Bitcoin em Chicago: CME Assume Descoberta de Preço

A descoberta de preço do Bitcoin está migrando para Chicago, com a CME Group expandindo para derivativos 24/7 no início de 2026. Isso elimina gaps de fim de semana e atrai instituições que evitam riscos de contrapartes em exchanges de varejo. Paralelamente, os ETFs spot acumulam 4 meses consecutivos de saídas, totalizando 85.000 BTC desde outubro de 2025, segundo dados de fluxos. Os números indicam maturidade do mercado regulado.


Migração Institucional para a CME

Os dados mostram que a CME já lidera em interesse aberto de contratos futuros de Bitcoin, servindo de base para hedges de ETFs spot nos EUA. A transição para trading contínuo remove a última barreira: pausas de fim de semana que criavam CME gaps. Karl Naim, da XBTO, destaca que gestores de hedge funds preferem instrumentos familiares sem upgrade tecnológico ou risco de contraparte desconhecida.

Essa mudança consolida a influência de mercados regulados na precificação global.

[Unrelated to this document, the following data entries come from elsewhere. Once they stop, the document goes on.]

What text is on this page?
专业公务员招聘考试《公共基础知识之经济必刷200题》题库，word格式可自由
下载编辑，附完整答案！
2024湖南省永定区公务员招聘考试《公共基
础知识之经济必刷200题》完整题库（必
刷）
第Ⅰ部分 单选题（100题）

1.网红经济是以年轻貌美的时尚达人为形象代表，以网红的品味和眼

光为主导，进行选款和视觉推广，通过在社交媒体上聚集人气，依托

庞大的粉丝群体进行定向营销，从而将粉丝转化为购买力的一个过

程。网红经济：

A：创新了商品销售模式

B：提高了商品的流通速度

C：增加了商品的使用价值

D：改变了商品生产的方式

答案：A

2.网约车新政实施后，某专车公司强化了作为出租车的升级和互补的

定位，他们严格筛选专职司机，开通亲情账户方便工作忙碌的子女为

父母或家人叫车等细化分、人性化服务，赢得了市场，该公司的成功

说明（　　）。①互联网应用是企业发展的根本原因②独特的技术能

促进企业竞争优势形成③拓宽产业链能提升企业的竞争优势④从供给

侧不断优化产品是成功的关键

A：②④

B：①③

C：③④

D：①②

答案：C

Volumes de derivativos cripto podem rivalizar ou superar o spot em exchanges offshore, estreitando janelas de arbitragem. Instituições soberanas e fundos acessam BTC via ETFs antes de estratégias complexas, priorizando clareza regulatória e clearing houses estabelecidas.

Saídas Persistentes nos ETFs Spot

Desde outubro de 2025, os ETFs spot de Bitcoin registram quatro meses de outflows consecutivos, com redução de 85.000 BTC nos saldos totais, de 1,36 milhão para 1,26 milhão de BTC. BlackRock's IBIT caiu 6%, de 806.000 para 759.000 BTC; Fidelity's FBTC, 12,6%, de 213.000 para 186.000 BTC.

Nos últimos sete dias até 19 de fevereiro, saídas líquidas somaram 11.042 BTC, com pico de 6.120 BTC em 12 de fevereiro. Ativos sob gestão encolheram de US$ 170 bilhões para US$ 84,3 bilhões. Fluxos cumulativos caíram de US$ 63 bilhões para US$ 54 bilhões desde julho.

Contexto Macro e Rotação com Ouro

Os fluxos de 90 dias revelam rotação: o ouro capturou US$ 36 bilhões em outubro de 2025, enquanto o Bitcoin teve inflows negativos. Yields reais elevados (10-year em 1,7%-1,8%) e política restritiva do Fed elevam custo de oportunidade do BTC não-yielding. Benjamin Cowen classifica Q1 2026 como "late-cycle restrictive digestion", com BTC enfraquecendo antes de equities em ciclos passados.

Atualmente, segundo o Cointrader Monitor, o Bitcoin cotado a R$ 326.750,75 (-4,11% em 24h, volume 428,84 BTC).

Implicações e Níveis a Observar

A consolidação na CME reflete centralização em infraestrutura regulada, ironia para o BTC descentralizado. Preço reflete mais sentimento de risco global, comportando-se como macro ativo ao lado de equities e commodities. Investidores de longo prazo devem monitorar open interest na CME, fluxos de ETFs para sinais de acumulação (três sessões positivas consecutivas) e yields reais para easing. Suportes técnicos em US$ 63.000 testados recentemente indicam volatilidade persistente.